Part of me really wants to name and shame him.

If he’s doing that to me, what is he like to others.

Women. Or juniors. Or anyone to be honest.

But I won’t because who knows what he’s going through however – as I mentioned in my final response to him – for all his alleged expertise in clinical psychology and social platforms, he sure hasn’t got the faintest idea how to communicate with people.

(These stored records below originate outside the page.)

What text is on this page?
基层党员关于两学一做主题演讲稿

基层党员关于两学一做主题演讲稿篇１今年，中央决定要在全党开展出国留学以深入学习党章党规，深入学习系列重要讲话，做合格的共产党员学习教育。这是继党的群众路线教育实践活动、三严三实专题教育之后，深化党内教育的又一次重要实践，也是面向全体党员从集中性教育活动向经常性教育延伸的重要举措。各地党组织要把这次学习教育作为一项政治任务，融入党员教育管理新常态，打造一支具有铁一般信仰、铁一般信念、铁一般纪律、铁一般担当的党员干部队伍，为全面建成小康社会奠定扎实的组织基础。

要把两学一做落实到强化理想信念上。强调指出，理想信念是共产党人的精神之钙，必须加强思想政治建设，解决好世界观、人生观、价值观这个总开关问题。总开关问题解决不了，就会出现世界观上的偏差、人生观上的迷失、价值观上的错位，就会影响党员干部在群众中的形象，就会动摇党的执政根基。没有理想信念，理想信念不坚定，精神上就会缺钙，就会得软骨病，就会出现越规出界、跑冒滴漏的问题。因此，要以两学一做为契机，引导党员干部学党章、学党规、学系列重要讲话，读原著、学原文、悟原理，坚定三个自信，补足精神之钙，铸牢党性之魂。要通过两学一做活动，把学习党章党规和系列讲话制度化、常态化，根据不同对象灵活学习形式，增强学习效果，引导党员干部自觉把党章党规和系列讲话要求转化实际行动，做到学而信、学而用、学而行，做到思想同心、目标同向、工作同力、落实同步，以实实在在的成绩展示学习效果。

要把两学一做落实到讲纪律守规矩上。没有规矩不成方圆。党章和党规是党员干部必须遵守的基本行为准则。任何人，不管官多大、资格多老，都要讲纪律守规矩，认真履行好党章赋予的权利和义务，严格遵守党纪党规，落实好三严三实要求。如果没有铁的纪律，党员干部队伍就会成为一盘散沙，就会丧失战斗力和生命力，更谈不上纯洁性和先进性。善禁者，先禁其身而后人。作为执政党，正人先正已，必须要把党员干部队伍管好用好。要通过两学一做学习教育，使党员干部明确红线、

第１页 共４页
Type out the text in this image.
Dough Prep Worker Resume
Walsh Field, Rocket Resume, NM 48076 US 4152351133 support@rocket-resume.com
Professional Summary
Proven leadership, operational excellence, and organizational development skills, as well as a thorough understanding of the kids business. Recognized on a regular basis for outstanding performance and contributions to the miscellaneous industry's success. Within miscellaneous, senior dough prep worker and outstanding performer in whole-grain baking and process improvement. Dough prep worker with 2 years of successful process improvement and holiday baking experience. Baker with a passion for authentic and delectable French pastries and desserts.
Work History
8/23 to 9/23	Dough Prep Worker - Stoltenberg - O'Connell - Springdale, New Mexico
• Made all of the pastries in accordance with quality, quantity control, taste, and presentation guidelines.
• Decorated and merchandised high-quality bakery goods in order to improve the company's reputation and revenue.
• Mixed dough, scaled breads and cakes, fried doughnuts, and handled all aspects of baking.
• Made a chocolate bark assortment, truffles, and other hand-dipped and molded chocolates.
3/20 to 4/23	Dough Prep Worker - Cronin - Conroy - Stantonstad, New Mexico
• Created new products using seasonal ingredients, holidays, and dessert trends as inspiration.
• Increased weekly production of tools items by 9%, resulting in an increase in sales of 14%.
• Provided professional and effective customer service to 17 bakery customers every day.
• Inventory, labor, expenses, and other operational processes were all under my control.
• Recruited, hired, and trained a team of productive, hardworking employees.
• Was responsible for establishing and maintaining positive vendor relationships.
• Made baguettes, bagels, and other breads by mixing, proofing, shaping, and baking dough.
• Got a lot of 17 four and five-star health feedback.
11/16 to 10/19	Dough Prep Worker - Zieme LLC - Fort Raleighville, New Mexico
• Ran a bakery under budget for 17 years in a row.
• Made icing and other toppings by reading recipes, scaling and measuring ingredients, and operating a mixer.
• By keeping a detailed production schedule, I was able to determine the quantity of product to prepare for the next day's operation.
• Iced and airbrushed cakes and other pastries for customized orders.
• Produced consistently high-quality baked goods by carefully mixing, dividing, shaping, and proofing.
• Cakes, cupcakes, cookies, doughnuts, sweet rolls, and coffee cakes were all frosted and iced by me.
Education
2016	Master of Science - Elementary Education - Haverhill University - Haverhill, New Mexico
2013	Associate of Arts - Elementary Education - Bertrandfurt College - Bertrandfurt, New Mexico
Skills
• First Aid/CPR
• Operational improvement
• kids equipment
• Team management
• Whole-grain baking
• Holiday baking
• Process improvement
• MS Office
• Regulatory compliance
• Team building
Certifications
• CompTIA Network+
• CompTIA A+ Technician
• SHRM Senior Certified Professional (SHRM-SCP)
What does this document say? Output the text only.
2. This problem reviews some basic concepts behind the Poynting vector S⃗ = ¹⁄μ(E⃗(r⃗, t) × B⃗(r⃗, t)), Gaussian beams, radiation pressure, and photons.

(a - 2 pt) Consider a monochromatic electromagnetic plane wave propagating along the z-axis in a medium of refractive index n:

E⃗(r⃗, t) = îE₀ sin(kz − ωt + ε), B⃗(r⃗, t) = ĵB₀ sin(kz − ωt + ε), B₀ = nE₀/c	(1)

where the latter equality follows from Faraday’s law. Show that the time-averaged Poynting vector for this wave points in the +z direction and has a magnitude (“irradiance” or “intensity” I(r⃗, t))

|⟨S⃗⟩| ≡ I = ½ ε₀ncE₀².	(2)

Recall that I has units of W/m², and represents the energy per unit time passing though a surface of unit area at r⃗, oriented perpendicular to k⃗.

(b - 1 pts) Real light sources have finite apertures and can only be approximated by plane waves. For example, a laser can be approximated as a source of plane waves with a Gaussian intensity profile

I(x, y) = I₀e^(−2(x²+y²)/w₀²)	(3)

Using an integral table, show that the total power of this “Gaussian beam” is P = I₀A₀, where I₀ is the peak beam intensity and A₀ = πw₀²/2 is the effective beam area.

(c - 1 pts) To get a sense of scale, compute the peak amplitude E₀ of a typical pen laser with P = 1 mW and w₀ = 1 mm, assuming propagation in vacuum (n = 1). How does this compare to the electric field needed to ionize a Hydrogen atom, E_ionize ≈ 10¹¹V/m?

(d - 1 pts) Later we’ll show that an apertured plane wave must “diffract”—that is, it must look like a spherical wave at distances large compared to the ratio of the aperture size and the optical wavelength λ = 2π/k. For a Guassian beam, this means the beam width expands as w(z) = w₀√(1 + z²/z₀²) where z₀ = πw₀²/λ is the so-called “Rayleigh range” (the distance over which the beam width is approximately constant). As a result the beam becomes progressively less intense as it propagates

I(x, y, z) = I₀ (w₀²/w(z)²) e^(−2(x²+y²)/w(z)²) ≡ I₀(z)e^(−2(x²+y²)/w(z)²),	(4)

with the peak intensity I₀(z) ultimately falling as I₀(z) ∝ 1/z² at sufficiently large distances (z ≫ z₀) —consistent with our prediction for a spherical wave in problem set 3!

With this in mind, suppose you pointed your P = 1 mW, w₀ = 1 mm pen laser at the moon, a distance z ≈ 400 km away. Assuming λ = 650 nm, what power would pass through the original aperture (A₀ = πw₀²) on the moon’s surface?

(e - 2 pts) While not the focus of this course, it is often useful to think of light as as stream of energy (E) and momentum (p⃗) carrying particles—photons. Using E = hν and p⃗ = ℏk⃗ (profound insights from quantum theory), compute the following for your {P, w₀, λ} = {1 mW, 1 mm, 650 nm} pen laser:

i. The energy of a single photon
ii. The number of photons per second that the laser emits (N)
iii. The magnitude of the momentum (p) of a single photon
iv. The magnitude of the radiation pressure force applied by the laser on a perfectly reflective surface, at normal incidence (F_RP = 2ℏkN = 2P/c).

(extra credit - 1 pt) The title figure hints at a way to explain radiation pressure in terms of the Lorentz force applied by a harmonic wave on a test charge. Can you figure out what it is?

So I’ll leave him be but if he does comes back [again] I’ll simply point him to this post and hope he understands the responsibility for clarity of communication is with the communicator, not the recipient. Something tells me, he wouldn’t.

But what all this shows is a mistake that companies, platforms and agencies continually make with the idea of community.

I get why it’s so interesting to them, but the problem is – what they think is a community, isn’t.

A community isn’t where you go to continually satisfy your own needs.

In essence, that’s the total opposite of a community.

What a real community is something built on shared beliefs and values … where you want to work together to help push or achieve a common goal. It absolutely isn’t about personal benefit at others expense, it’s about something much, much bigger.

And while it’s power and influence can be enormous …

Linkedin doesn’t get this.

Agencies flogging membership and community doesn’t get this.

And this ‘competitive strategist’ doesn’t get this.

Because the key rule for a real community is about adding to it, not just taking.